No one better exemplified the difference than West Indies batsman Darren Bravo, whose 331-minute fifty, spanning 215 balls on a lively Antigua pitch, was the third slowest Test half-century in terms of time. By contrast, England’s second-innings 132 lasted only 38 more balls more than it took Bravo to get to fifty. Prior to arriving in the Caribbean, the all-rounders in England’s XI repeatedly bailed them out of top-order collapses in a home series win over India before they won away to a weak Sri Lanka.

Yet only once in seven home Tests in 2018 season did England reach the benchmark total of 400 and not once in Sri Lanka did they make 350. As for the ongoing series in the Caribbean, with next week’s third and final Test in St Lucia to come, England’s meagre scores of 77, 246, 187 and 132 have left their bowlers with an all-but impossible task.

Too often the England top-order’s response to challenging bowling has been to try to hit their way out of trouble in the manner that has made them one of the favourites for this year’s 50-over World Cup on home soil. England captain Joe Root, speaking after losing in Antigua with more than two days to spare, admitted: “Scoring under 200 in both innings isn’t going to win you many games of cricket.”

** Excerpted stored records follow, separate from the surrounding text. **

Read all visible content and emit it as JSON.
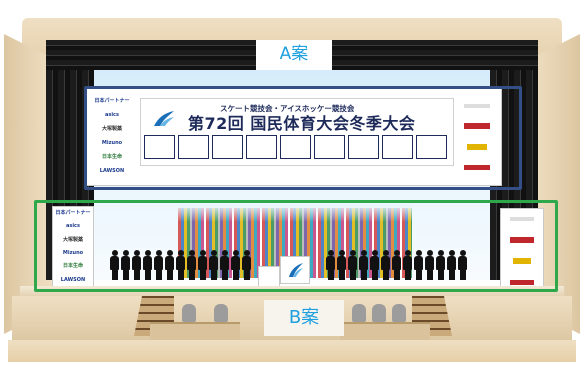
{
  "labels": {
    "plan_a": "A案",
    "plan_b": "B案"
  },
  "banner": {
    "subtitle": "スケート競技会・アイスホッケー競技会",
    "title": "第72回 国民体育大会冬季大会"
  },
  "sponsors_left": [
    "日本パートナー",
    "asics",
    "大塚製薬",
    "Mizuno",
    "日本生命",
    "LAWSON"
  ],
  "colors": {
    "plan_a_frame": "#334f85",
    "plan_b_frame": "#2ea84a",
    "label_text": "#1ea0df",
    "title_text": "#1d2a5a"
  }
}
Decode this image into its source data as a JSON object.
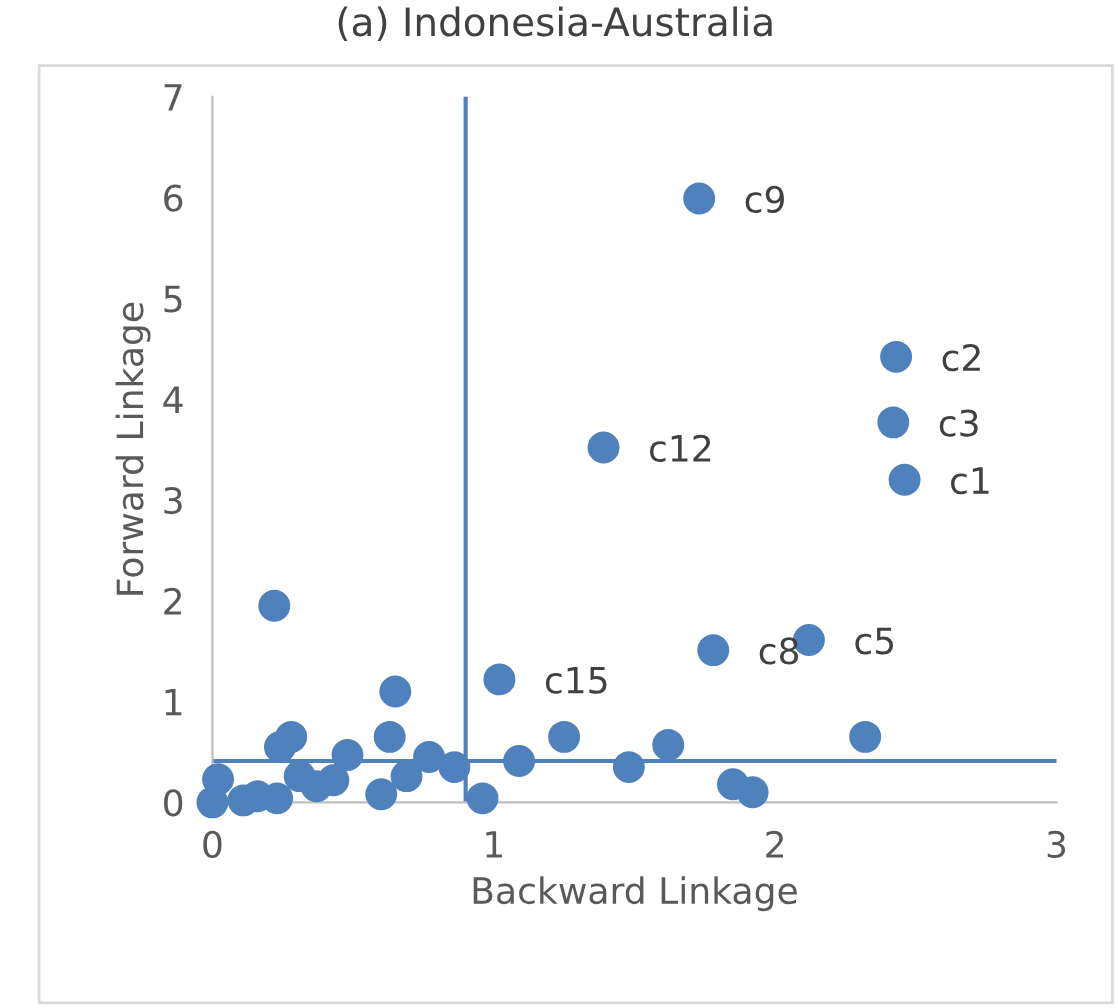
{
  "chart_data": {
    "type": "scatter",
    "title": "(a) Indonesia-Australia",
    "xlabel": "Backward Linkage",
    "ylabel": "Forward Linkage",
    "x": [
      1.73,
      2.43,
      2.42,
      2.46,
      1.39,
      2.12,
      1.78,
      1.02,
      2.32,
      1.62,
      1.85,
      1.92,
      1.25,
      1.09,
      1.48,
      0.96,
      0.86,
      0.77,
      0.69,
      0.6,
      0.63,
      0.65,
      0.48,
      0.43,
      0.37,
      0.31,
      0.28,
      0.24,
      0.22,
      0.02,
      0.0,
      0.11,
      0.16,
      0.23
    ],
    "series": [
      {
        "color": "#4f81bd",
        "values": [
          5.99,
          4.42,
          3.77,
          3.2,
          3.52,
          1.61,
          1.51,
          1.22,
          0.65,
          0.57,
          0.18,
          0.1,
          0.65,
          0.41,
          0.35,
          0.04,
          0.35,
          0.45,
          0.26,
          0.08,
          0.65,
          1.1,
          0.47,
          0.22,
          0.16,
          0.26,
          0.65,
          0.55,
          1.95,
          0.23,
          0.0,
          0.02,
          0.06,
          0.04
        ]
      }
    ],
    "annotations": [
      {
        "text": "c9",
        "x": 1.73,
        "y": 5.99
      },
      {
        "text": "c2",
        "x": 2.43,
        "y": 4.42
      },
      {
        "text": "c3",
        "x": 2.42,
        "y": 3.77
      },
      {
        "text": "c1",
        "x": 2.46,
        "y": 3.2
      },
      {
        "text": "c12",
        "x": 1.39,
        "y": 3.52
      },
      {
        "text": "c5",
        "x": 2.12,
        "y": 1.61
      },
      {
        "text": "c8",
        "x": 1.78,
        "y": 1.51
      },
      {
        "text": "c15",
        "x": 1.02,
        "y": 1.22
      }
    ],
    "ref_lines": [
      {
        "axis": "x",
        "value": 0.9,
        "color": "#4f81bd"
      },
      {
        "axis": "y",
        "value": 0.41,
        "color": "#4f81bd"
      }
    ],
    "xlim": [
      0,
      3
    ],
    "ylim": [
      0,
      7
    ],
    "xticks": [
      0,
      1,
      2,
      3
    ],
    "yticks": [
      0,
      1,
      2,
      3,
      4,
      5,
      6,
      7
    ],
    "marker": "circle",
    "grid": false
  }
}
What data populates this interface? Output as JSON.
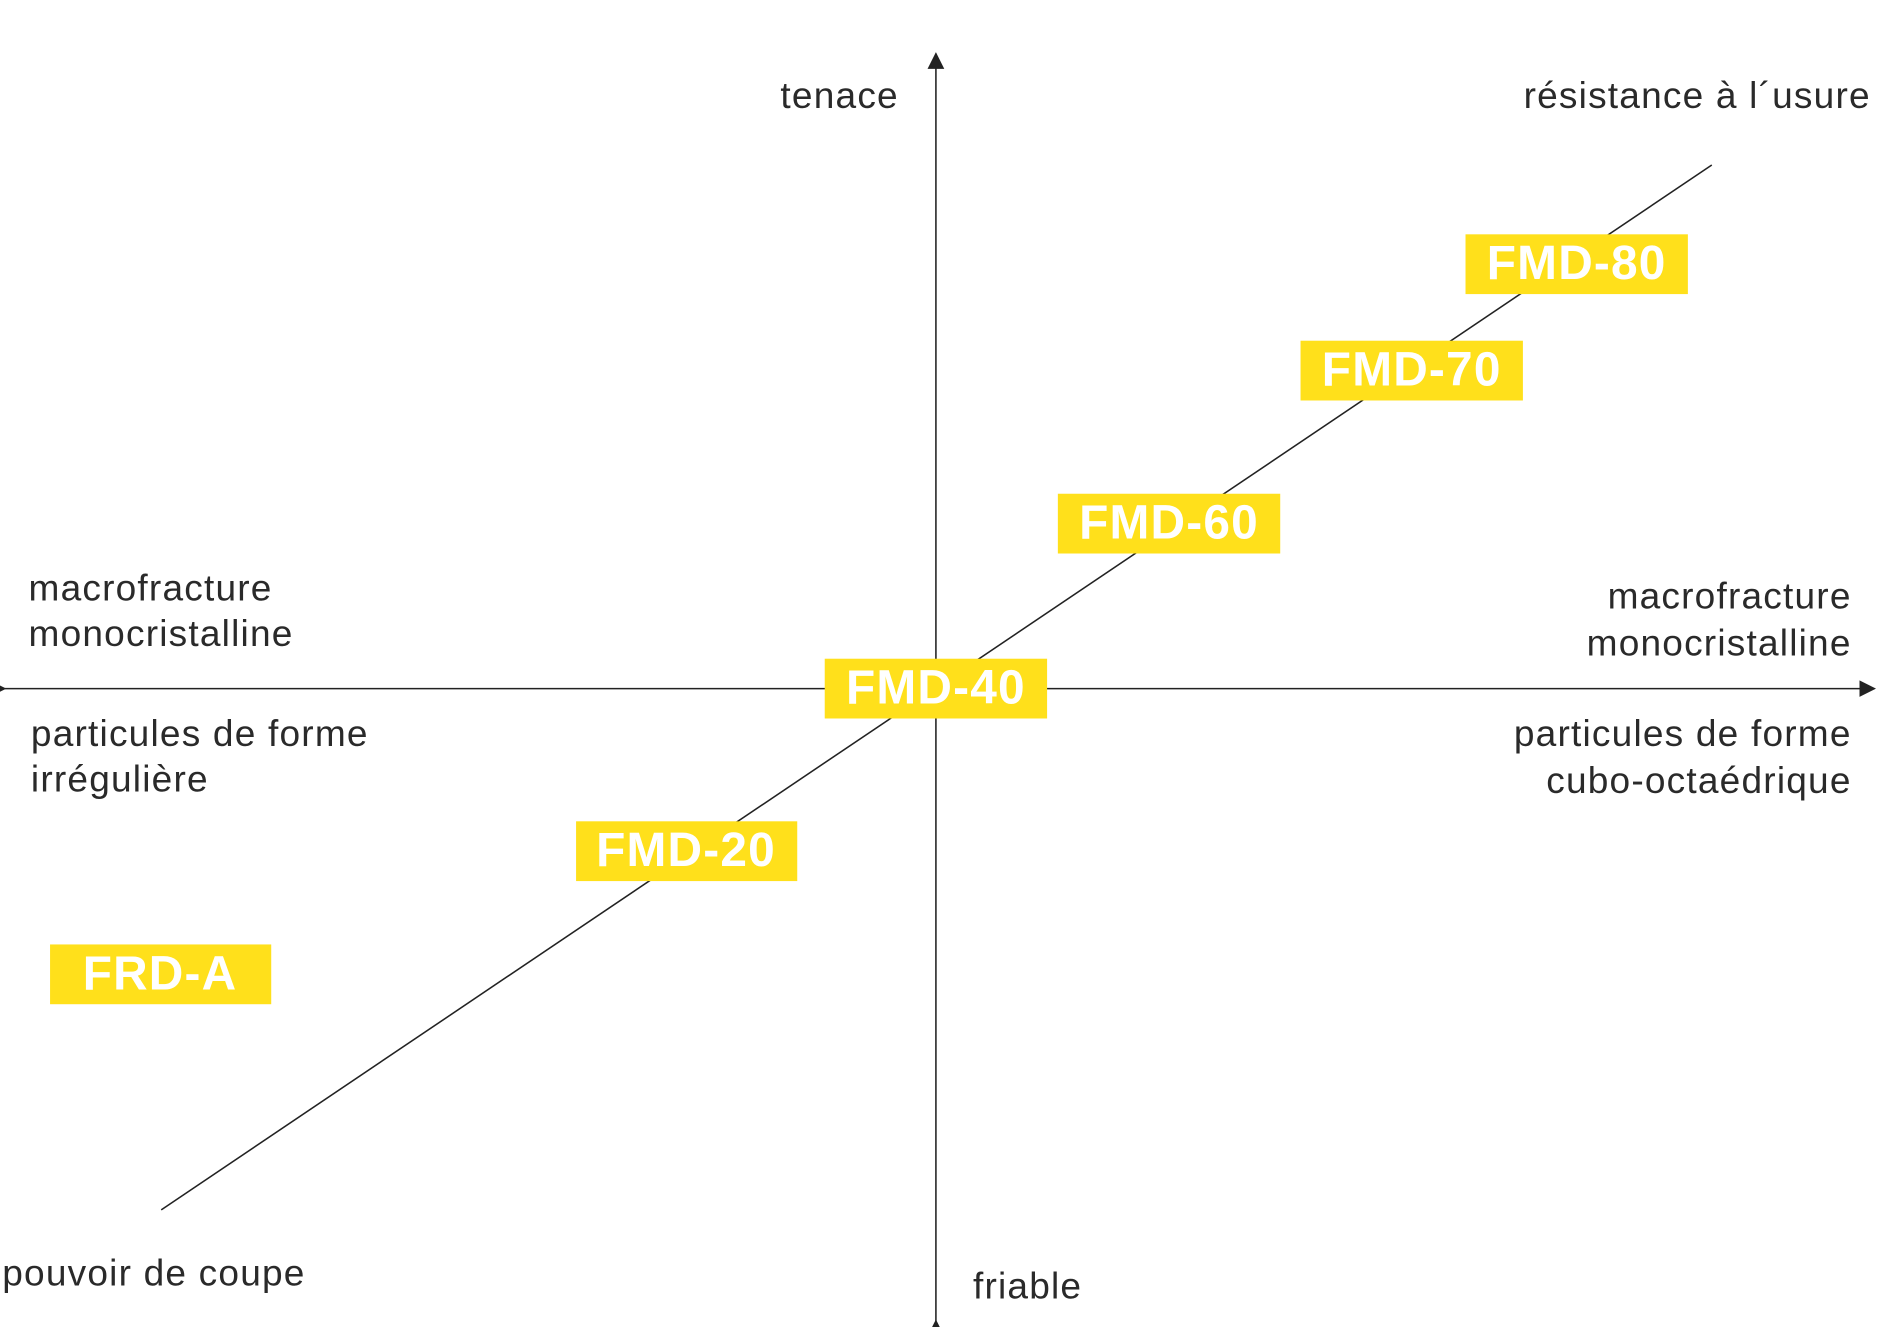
{
  "axes": {
    "top": "tenace",
    "bottom": "friable",
    "diagonal_top": "résistance à l´usure",
    "diagonal_bottom": "pouvoir de coupe",
    "left_upper": [
      "macrofracture",
      "monocristalline"
    ],
    "left_lower": [
      "particules de forme",
      "irrégulière"
    ],
    "right_upper": [
      "macrofracture",
      "monocristalline"
    ],
    "right_lower": [
      "particules de forme",
      "cubo-octaédrique"
    ]
  },
  "nodes": [
    {
      "label": "FMD-80"
    },
    {
      "label": "FMD-70"
    },
    {
      "label": "FMD-60"
    },
    {
      "label": "FMD-40"
    },
    {
      "label": "FMD-20"
    },
    {
      "label": "FRD-A"
    }
  ]
}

Yet for all Root grew up in Yorkshire, where cussed defensive skills made a local hero out of England opening great Geoffrey Boycott, he refused to read the riot act to his batsmen — in public anyway. “I think we have got to be better at what we do, or maybe do things slightly differently. The choice comes down to the individual,” he said. Root is the only member of England’s top six with a Test batting average over 40.

– ‘Fundamental problem’ –

By contrast the decision of Alastair Cook, their all-time leading Test run-scorer, to retire from international duty at the end of the 2018 season was the latest example in recent years of a batsman averaging over 40 departing the England scene. “The skill of Test match batting is adapting your game plan to suit the pitch,” wrote Cook in his Sunday Times column.

“Batting for time, making the opposition bowlers come to them — that was surely the way to go last night,” the former England captain added.